Wednesday, April 2, 2014

I Still Love You

   I am not hiding anymore. That is something good I guess. It doesn't mean the pain is gone. Now I just get to feel it, and let it run its course while trying not to get too depressed.

   When I was in church on Sunday, I was so determined not to listen. I actually kind of succeeded with that goal during Sacrament meeting, and during Sunday School, sorta. But when I got to Relief Society, my Lord had other plans for me. My wonderful Relief Society president was giving a lesson on knowing the Savior and His Atonement. Sitting there, I tried so hard to hide from the Spirit and not let him in. But even in the midst of my stubbornness, I felt His arms around me, and I heard the quiet words He whispered: "Leone, I still love you. Please, come back to me." At first I was angry. Because I was mad at Him, I didn't want Him to talk to me. It frustrated me to no end that He was still trying to reach me. For some reason I couldn't understand why He wasn't ignoring me the way I was ignoring Him. Yet, He spoke, and I knew that meant I had to get off my rear and do something about it. His voice was clear through my hurt, and I knew He would still welcome me with open arms and help me heal.

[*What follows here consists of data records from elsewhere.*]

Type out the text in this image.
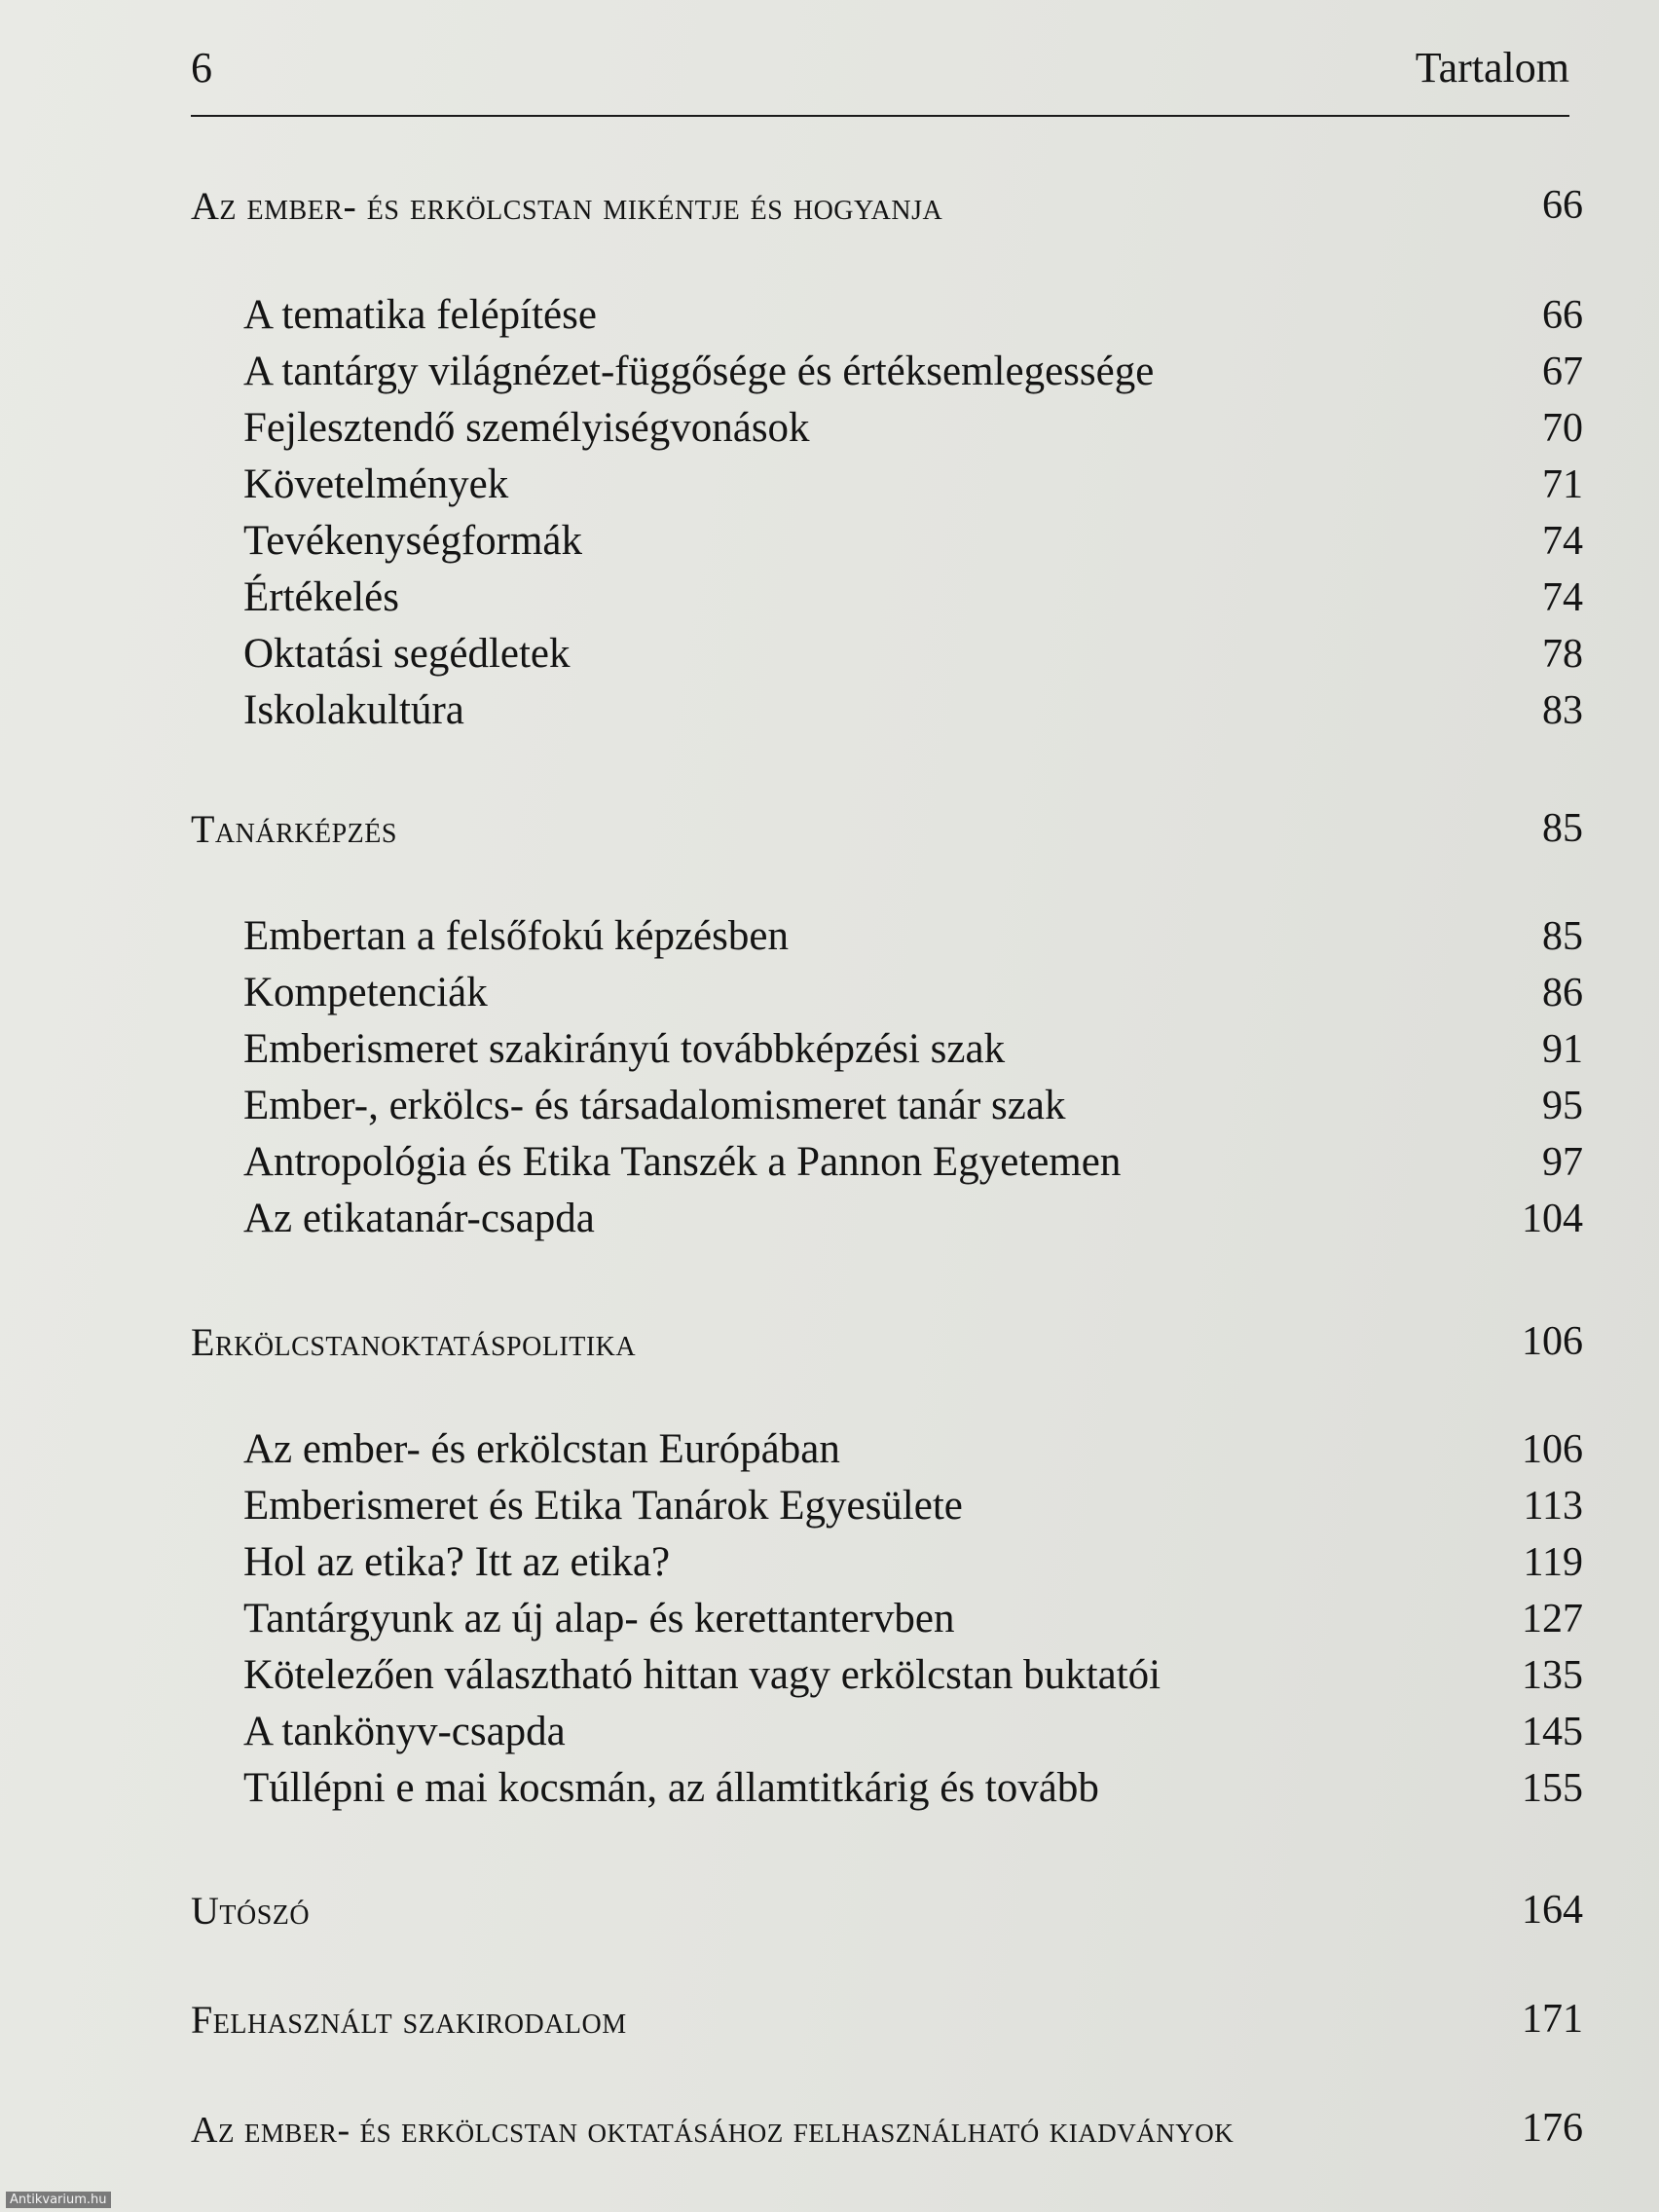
6	Tartalom
Az ember- és erkölcstan mikéntje és hogyanja	66
A tematika felépítése	66
A tantárgy világnézet-függősége és értéksemlegessége	67
Fejlesztendő személyiségvonások	70
Követelmények	71
Tevékenységformák	74
Értékelés	74
Oktatási segédletek	78
Iskolakultúra	83
Tanárképzés	85
Embertan a felsőfokú képzésben	85
Kompetenciák	86
Emberismeret szakirányú továbbképzési szak	91
Ember-, erkölcs- és társadalomismeret tanár szak	95
Antropológia és Etika Tanszék a Pannon Egyetemen	97
Az etikatanár-csapda	104
Erkölcstanoktatáspolitika	106
Az ember- és erkölcstan Európában	106
Emberismeret és Etika Tanárok Egyesülete	113
Hol az etika? Itt az etika?	119
Tantárgyunk az új alap- és kerettantervben	127
Kötelezően választható hittan vagy erkölcstan buktatói	135
A tankönyv-csapda	145
Túllépni e mai kocsmán, az államtitkárig és tovább	155
Utószó	164
Felhasznált szakirodalom	171
Az ember- és erkölcstan oktatásához felhasználható kiadványok	176
Antikvarium.hu
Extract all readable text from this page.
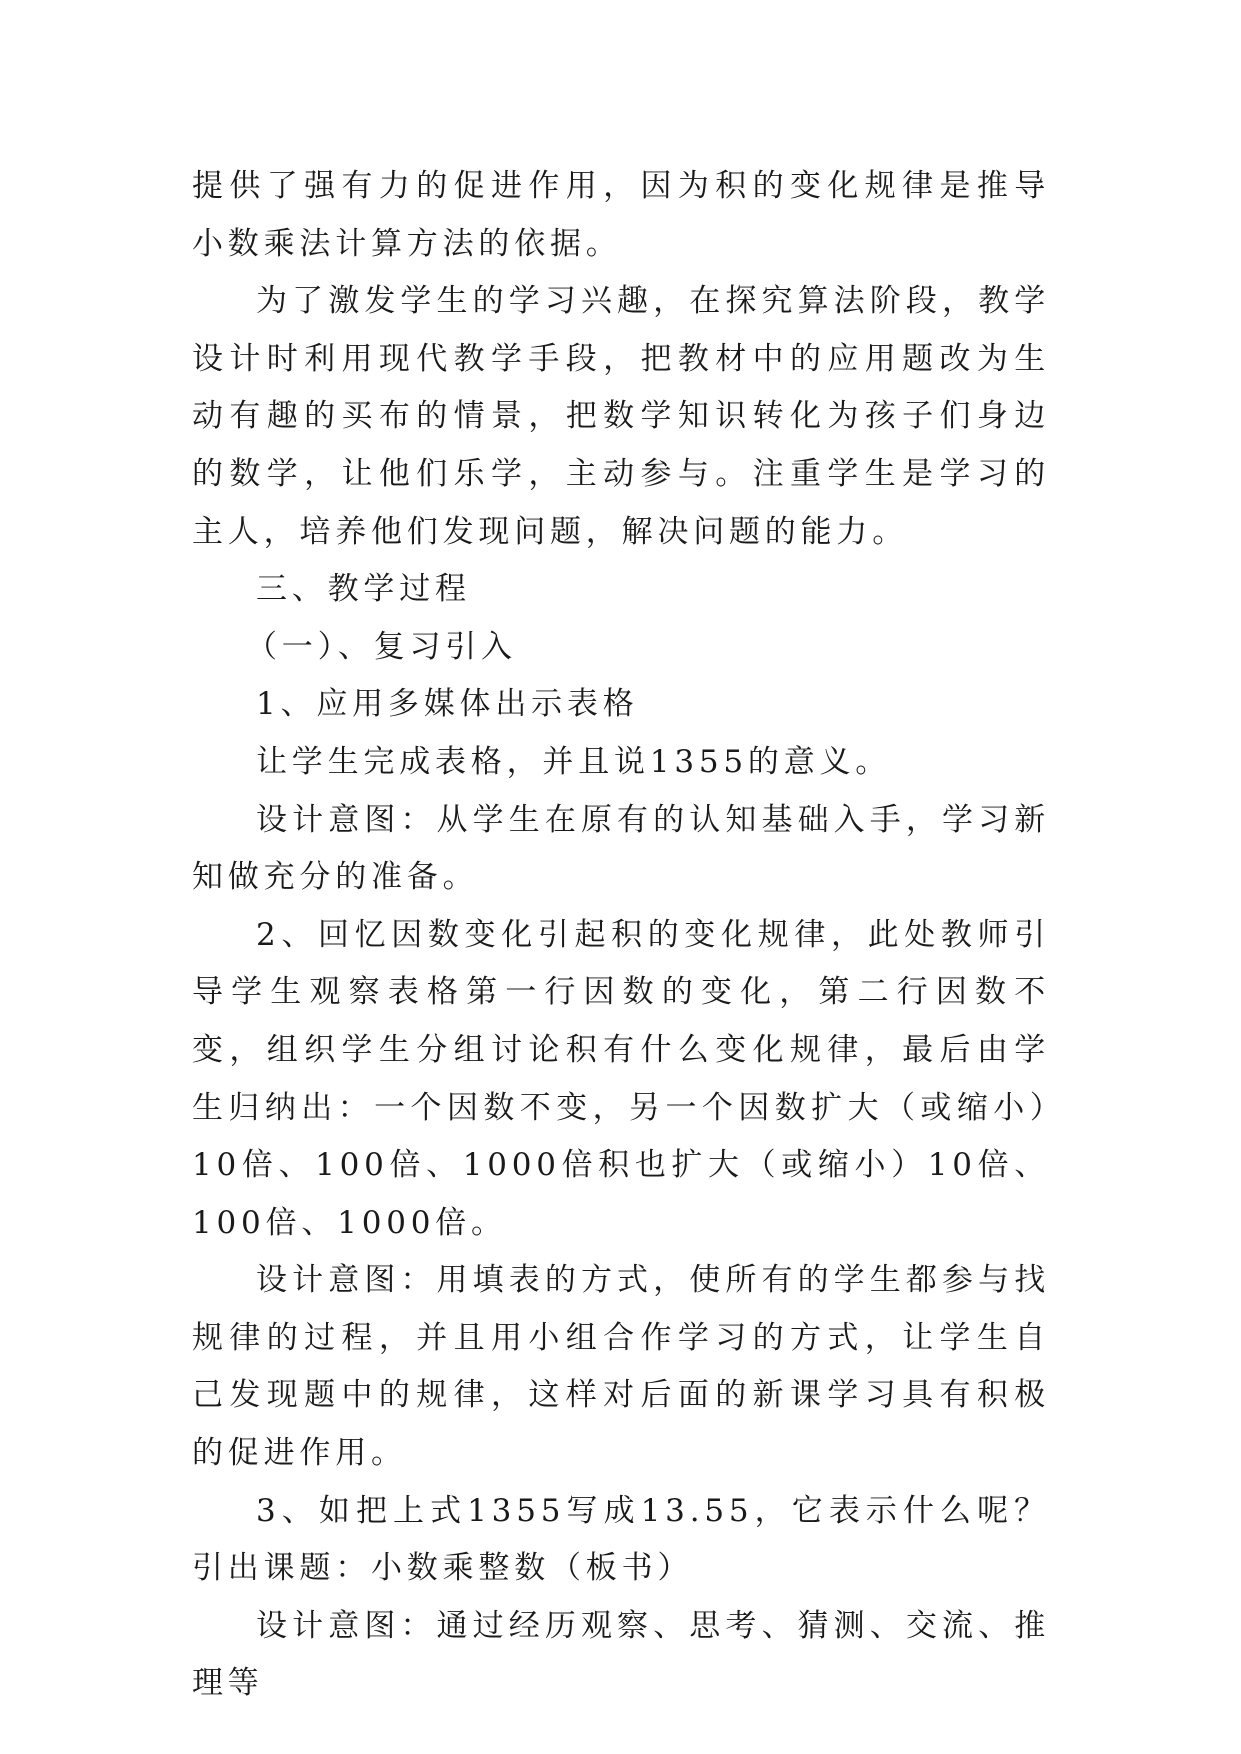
提供了强有力的促进作用，因为积的变化规律是推导小数乘法计算方法的依据。

为了激发学生的学习兴趣，在探究算法阶段，教学设计时利用现代教学手段，把教材中的应用题改为生动有趣的买布的情景，把数学知识转化为孩子们身边的数学，让他们乐学，主动参与。注重学生是学习的主人，培养他们发现问题，解决问题的能力。

三、教学过程

（一）、复习引入

1、应用多媒体出示表格

让学生完成表格，并且说1355的意义。

设计意图：从学生在原有的认知基础入手，学习新知做充分的准备。

2、回忆因数变化引起积的变化规律，此处教师引导学生观察表格第一行因数的变化，第二行因数不变，组织学生分组讨论积有什么变化规律，最后由学生归纳出：一个因数不变，另一个因数扩大（或缩小）10倍、100倍、1000倍积也扩大（或缩小）10倍、100倍、1000倍。

设计意图：用填表的方式，使所有的学生都参与找规律的过程，并且用小组合作学习的方式，让学生自己发现题中的规律，这样对后面的新课学习具有积极的促进作用。

3、如把上式1355写成13.55，它表示什么呢？引出课题：小数乘整数（板书）

设计意图：通过经历观察、思考、猜测、交流、推理等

   It hasn't gotten better over night, but I feel His strength surrounding me as I am trying to pick up and move forward. His gentle, patient love is shining through the haze. I haven't been able to fully shake the depression yet, but I know that He is guiding me and directing me to do the things He has asked me to do, and by doing so, I know that the depression will heal as well. Slowly, but still it will heal.

   My Savior loves me, and that knowledge has enabled me to let Him in, even just the tiniest bit. The cool thing is, that if He can still love me, then He still loves everyone and anyone who is struggling, or is not struggling. He still loves every single one of His children, and I know He is patiently waiting for me to completely turn myself back over to Him, and He will be there, guiding and directing me, strengthening me when I cannot do it myself.

   That is the amazing thing about the Atonement, and this gospel. He has paid for all my sins, and all of everyone's mistakes. My loneliness and depression he understands too, and I know He is still reaching out to help me through. Sometimes I ignore that, and part of me still wants to ignore that, because it seems so much easier to give up and stay in my pit. But in the long run, I know that doing so will not result in the happiness I have been privileged to feel in my journey of recovery. This is a step in the right direction, and I look forward to moving forward and upward from here.